Figures from Transport Scotland show the rise in fares, and the increased cost of running buses.
Last week the Evening Times revealed how First, the largest bus operator in Glasgow was planning the biggest shake up of services in more than a decade.
The changes would result in fewer services covering shorter overall distances, but First said it would increase frequency and the aim was to remove duplication and make the network simpler.
Transport Scotland's latest survey shows that while more people are using buses, the distance covered by available services is already being reduced, while fares continue to rise.
Passenger revenue brought in by bus firms increased from £298 million to £340m in the last five years, up 25%, but the figures show rising costs to bus firms of 27%.
The number of journeys made by passengers increased but the overall distance covered by buses fell.
The most common reason for using the bus was commuting, but still just over a quarter of journeys were for work.
People said they didn't take the bus to work because it took too long and there were a lack of available direct routes.

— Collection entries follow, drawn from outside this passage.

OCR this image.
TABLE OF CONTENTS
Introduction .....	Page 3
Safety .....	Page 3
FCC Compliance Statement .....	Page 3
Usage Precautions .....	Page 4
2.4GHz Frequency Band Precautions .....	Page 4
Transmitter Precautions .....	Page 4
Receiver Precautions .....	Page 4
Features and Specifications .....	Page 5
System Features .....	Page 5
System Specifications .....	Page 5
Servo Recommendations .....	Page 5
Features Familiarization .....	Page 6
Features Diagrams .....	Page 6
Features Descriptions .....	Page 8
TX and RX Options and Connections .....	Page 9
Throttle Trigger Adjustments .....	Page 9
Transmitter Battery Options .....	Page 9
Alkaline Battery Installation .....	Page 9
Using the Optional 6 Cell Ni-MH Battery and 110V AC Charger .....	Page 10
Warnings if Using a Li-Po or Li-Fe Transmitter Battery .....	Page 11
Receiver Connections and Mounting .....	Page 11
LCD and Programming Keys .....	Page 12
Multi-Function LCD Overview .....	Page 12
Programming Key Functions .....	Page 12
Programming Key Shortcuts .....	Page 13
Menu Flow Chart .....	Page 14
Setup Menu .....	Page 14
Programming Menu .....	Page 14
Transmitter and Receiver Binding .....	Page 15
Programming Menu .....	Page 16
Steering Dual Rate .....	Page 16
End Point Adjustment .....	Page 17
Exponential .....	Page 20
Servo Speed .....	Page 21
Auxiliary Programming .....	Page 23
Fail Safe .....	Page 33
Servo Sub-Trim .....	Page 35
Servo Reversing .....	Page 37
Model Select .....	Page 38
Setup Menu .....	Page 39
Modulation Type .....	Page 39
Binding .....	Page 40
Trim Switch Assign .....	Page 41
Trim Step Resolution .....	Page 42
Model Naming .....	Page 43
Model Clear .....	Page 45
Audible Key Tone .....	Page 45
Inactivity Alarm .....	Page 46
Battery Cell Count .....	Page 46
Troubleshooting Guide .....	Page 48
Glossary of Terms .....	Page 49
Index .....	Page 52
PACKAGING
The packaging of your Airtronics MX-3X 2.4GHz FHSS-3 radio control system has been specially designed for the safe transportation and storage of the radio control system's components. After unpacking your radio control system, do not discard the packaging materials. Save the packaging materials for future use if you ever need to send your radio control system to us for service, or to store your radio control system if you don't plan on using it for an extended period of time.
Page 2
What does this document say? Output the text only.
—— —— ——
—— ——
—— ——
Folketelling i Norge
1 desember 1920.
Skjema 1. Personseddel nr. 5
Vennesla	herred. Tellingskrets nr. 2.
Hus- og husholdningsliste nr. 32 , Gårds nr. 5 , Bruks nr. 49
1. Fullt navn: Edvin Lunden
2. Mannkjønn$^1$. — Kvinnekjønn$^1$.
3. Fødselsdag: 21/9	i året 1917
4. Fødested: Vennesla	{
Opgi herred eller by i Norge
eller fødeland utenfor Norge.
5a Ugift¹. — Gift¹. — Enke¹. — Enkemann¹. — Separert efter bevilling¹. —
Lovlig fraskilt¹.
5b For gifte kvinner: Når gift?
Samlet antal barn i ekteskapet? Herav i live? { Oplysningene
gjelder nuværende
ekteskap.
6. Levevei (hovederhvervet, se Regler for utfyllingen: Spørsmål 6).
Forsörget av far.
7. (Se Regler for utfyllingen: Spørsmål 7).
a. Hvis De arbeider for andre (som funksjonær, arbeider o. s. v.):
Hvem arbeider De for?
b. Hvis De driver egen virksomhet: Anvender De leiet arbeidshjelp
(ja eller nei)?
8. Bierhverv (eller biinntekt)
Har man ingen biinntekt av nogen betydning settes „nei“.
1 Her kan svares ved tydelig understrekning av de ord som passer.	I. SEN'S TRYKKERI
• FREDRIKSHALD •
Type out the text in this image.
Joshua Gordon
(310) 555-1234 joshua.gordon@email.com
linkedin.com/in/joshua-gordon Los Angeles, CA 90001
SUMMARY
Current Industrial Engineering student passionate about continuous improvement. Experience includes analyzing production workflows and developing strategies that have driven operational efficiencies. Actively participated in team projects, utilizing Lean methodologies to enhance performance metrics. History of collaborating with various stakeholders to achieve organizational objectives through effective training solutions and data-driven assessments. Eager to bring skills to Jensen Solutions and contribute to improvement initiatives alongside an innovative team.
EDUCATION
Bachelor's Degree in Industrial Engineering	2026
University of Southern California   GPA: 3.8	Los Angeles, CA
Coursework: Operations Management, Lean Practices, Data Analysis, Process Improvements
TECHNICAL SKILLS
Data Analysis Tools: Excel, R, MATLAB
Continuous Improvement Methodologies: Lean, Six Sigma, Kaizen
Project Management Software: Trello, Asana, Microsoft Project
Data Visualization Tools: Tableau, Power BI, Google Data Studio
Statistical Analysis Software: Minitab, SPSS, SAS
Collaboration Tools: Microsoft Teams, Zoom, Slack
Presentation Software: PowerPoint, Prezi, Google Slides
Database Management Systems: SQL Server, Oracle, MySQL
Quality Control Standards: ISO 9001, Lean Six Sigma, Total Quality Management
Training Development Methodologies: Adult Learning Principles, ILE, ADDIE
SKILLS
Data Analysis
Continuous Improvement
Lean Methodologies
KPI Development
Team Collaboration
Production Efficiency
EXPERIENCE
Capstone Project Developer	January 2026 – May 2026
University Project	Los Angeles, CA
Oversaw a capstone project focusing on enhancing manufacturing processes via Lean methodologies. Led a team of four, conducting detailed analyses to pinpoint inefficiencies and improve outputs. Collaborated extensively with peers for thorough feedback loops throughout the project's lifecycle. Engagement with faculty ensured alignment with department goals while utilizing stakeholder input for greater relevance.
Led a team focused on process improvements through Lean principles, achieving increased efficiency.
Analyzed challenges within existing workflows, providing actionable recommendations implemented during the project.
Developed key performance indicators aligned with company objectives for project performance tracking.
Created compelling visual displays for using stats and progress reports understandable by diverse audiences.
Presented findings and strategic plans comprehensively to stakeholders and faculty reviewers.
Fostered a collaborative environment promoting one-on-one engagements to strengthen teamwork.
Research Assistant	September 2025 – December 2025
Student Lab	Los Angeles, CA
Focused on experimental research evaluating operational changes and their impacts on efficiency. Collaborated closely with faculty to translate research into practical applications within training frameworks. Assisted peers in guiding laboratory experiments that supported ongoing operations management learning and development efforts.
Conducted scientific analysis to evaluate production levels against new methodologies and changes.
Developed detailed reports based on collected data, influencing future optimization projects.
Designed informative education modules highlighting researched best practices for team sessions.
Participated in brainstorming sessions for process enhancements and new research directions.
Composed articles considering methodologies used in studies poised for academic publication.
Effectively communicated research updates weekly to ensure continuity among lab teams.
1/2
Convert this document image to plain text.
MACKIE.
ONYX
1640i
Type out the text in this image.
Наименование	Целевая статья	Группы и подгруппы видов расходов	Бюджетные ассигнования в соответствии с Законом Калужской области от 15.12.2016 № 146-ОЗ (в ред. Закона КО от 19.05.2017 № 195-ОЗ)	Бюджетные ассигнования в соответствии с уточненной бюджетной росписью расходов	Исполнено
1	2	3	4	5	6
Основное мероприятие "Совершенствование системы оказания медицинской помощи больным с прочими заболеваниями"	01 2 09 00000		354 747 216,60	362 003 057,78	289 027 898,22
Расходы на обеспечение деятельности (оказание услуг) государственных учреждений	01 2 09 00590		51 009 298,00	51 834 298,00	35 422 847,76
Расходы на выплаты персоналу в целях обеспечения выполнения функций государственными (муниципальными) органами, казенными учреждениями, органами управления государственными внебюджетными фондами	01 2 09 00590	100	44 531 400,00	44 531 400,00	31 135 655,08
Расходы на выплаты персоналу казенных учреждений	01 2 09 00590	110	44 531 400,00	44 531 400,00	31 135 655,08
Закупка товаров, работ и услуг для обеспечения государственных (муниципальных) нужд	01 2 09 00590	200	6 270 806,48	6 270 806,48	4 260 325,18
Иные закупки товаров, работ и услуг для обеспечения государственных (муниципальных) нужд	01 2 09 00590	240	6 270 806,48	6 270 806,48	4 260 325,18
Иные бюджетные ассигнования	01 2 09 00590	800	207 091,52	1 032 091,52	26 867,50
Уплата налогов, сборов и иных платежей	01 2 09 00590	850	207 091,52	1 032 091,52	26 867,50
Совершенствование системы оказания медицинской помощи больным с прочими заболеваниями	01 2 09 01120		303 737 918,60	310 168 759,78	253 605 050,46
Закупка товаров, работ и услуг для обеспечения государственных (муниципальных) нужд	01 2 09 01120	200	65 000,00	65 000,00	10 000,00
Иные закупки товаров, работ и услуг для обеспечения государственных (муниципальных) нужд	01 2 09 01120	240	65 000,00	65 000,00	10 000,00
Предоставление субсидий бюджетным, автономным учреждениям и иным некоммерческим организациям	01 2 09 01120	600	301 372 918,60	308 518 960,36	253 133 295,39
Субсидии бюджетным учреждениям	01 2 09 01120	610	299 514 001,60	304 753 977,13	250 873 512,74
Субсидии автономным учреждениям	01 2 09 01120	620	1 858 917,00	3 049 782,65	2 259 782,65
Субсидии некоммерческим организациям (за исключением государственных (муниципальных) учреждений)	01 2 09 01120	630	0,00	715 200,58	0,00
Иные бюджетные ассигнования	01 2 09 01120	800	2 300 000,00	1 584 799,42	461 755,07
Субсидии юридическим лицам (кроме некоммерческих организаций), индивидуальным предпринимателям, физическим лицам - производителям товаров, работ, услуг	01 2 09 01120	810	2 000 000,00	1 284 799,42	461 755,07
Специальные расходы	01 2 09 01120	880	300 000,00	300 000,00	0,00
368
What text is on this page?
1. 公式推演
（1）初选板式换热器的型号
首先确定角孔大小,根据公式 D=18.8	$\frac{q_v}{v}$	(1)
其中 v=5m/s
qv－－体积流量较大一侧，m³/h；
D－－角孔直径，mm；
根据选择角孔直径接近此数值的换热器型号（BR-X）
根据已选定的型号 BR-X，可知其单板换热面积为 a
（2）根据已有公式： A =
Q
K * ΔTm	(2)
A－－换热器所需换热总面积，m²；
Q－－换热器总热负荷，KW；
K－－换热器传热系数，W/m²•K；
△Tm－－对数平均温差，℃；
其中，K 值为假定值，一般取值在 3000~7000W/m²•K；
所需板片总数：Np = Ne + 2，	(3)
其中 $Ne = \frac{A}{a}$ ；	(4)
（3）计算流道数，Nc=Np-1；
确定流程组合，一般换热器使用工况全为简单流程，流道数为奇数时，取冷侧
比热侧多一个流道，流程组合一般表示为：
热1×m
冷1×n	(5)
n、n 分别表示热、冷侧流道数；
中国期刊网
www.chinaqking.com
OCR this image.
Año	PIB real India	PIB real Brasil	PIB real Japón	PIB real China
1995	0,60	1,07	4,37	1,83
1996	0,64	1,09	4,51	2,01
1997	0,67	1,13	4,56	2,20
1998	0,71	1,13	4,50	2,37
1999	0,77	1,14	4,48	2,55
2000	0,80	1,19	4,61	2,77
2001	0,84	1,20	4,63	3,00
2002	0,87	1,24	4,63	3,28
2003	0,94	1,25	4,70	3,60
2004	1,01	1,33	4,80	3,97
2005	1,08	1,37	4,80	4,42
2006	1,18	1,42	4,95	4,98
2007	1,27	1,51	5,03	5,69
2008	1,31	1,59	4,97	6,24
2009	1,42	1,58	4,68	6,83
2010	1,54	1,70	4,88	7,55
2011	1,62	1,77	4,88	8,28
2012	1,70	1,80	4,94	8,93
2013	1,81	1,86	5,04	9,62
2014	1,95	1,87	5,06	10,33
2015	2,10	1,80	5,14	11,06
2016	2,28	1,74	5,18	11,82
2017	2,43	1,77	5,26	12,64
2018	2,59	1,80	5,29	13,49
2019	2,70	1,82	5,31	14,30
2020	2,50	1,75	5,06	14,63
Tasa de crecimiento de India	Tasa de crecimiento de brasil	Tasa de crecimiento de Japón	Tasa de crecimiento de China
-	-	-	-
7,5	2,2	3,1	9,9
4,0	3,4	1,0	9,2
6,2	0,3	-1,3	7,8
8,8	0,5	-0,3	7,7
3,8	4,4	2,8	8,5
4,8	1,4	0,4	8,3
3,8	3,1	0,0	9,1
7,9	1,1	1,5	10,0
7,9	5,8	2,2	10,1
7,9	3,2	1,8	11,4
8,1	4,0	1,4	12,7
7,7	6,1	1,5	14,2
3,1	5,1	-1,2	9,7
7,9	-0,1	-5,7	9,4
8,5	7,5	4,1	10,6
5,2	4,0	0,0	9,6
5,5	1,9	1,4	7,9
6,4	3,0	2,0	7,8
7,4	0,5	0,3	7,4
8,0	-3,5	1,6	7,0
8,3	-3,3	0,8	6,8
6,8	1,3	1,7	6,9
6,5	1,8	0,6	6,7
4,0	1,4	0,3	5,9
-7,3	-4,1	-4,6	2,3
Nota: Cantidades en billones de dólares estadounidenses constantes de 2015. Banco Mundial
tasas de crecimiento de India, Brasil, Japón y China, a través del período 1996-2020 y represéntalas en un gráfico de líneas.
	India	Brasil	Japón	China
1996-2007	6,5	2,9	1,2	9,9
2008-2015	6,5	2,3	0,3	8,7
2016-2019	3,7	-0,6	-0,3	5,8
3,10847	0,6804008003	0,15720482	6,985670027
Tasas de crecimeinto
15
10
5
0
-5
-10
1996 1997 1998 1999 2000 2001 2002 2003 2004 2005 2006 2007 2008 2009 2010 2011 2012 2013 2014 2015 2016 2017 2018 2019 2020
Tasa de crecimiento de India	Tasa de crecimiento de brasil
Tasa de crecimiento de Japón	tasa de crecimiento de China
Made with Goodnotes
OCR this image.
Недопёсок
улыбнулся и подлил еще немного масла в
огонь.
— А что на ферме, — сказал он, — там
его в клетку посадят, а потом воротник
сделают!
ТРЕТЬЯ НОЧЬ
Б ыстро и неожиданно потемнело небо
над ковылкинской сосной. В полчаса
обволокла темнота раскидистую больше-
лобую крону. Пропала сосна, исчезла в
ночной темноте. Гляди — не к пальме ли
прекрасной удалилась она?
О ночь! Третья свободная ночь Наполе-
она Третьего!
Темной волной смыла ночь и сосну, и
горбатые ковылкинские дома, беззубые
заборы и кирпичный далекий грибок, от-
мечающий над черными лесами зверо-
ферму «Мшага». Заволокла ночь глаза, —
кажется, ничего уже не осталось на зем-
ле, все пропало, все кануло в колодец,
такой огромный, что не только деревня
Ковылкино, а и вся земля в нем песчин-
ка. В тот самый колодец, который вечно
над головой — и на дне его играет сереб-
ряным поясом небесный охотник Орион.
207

The survey finding stated: "The number of bus journeys made in Scotland rose in the last year, but the total distance covered by buses dropped for the fourth year running.
"Passenger bus journeys on local services in Scotland increased by 2% from the previous year. However, the number remains around 10% lower than a recent peak in 2008
"This contrasts with figures for Great Britain as a whole, which show a modest increase of around 1% since 2008.
"The total number of vehicle kilometres made by Scottish local bus services fell for the fourth year running following the peak in 2008."
One third of all bus trips were paid for under the concessionary travel scheme, with 1.3m people using free bus passes
The scheme cost the Scottish Government £181m in payments to bus operators, up 4% above inflation since the scheme was introduced in 2006/07.
The cost of using the bus has increased more than the cost of driving a car, according to the figures, with car users seeing costs rising by 27% over five years and bus travel increasing by 32%.